Mort de Richard Descoings, directeur de Sciences Po Paris


Le directeur de l'IEP de Paris, Richard Descoings, a été retrouvé mort dans sa chambre d'hôtel à New York le mardi 3 avril 2012. Les étudiants de Sciences Po et le monde de l'éducation rendent hommage à l'esprit d'ouverture et d'innovation de Richard Descoings.




Richard Descoings présentant en juillet 2010 la nouvelle Ecole des affaires internationales. Photo : IEP
Stupéfaction en France, en particulier dans le monde étudiant. Richard Descoings, 53 ans, directeur depuis 1996 du prestigieux "grand établissement" qu'est Sciences Po Paris, a été retrouvé sans vie le mardi 3 avril dans sa chambre d'hôtel du centre de New York.

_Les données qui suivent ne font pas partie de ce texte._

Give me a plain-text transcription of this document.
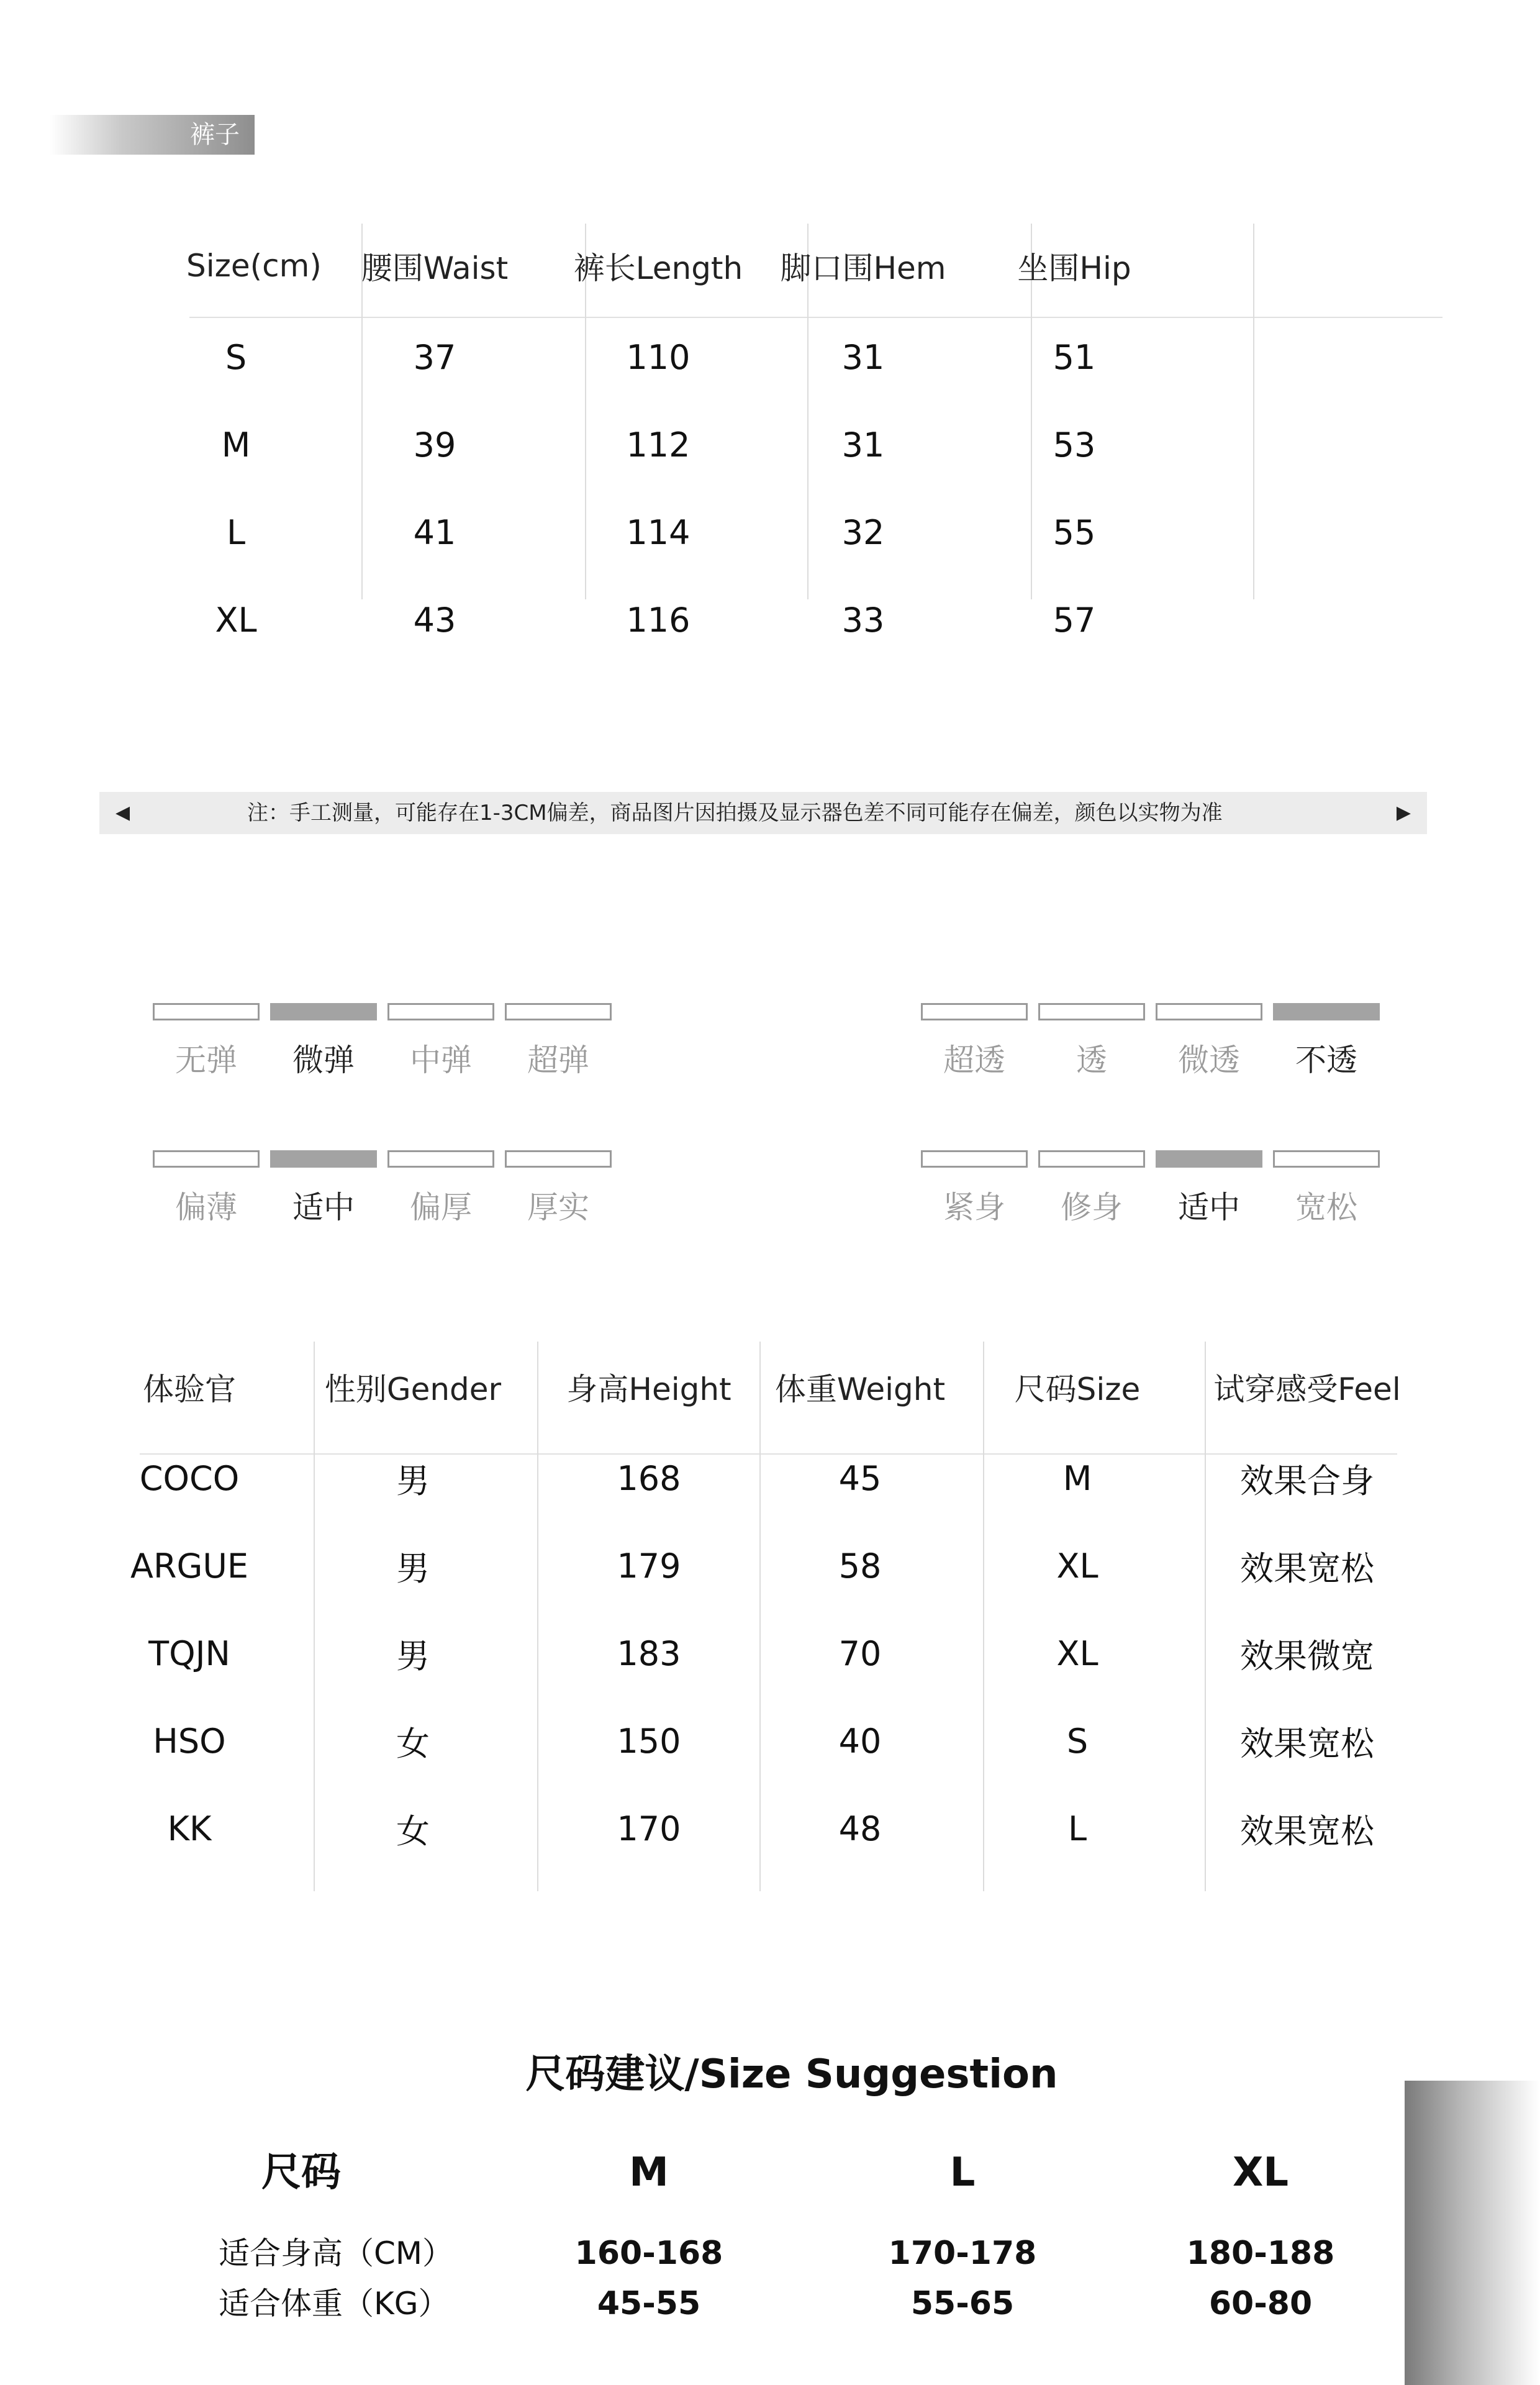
裤子
Size(cm)	腰围Waist	裤长Length	脚口围Hem	坐围Hip
S	37	110	31	51
M	39	112	31	53
L	41	114	32	55
XL	43	116	33	57
◀	注：手工测量，可能存在1-3CM偏差，商品图片因拍摄及显示器色差不同可能存在偏差，颜色以实物为准	▶
无弹	微弹	中弹	超弹	超透	透	微透	不透
偏薄	适中	偏厚	厚实	紧身	修身	适中	宽松
体验官	性别Gender	身高Height	体重Weight	尺码Size	试穿感受Feel
COCO	男	168	45	M	效果合身
ARGUE	男	179	58	XL	效果宽松
TQJN	男	183	70	XL	效果微宽
HSO	女	150	40	S	效果宽松
KK	女	170	48	L	效果宽松
尺码建议/Size Suggestion
尺码	M	L	XL
适合身高（CM）	160-168	170-178	180-188
适合体重（KG）	45-55	55-65	60-80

Annoncée d'abord par le quotidien Le Figaro, la nouvelle  a été rapidement confirmée et dès les premières heures du mercredi 4 avril, des étudiants de Sciences Po se sont spontanément rendus devant l'école de la rue Saint-Guillaume pour déposer des fleurs, des bougies et rendre hommage à leur charismatique ex directeur.

Les circonstances du décès

Richard Descoings était à New York pour assister au "Global Colloquium of University Présidents", un colloque de présidents d'université organisé sous l'égide du secrétaire général des Nations-Unies.

Ne le voyant pas se présenter aux débats le mardi 3 avril, les employés de l'hôtel Michelangelo où il logeait se sont rendus dans sa chambre et l'ont retrouvé nu et sans vie sur son lit à 13 heures, heure locale (18 heures à  l'heure française).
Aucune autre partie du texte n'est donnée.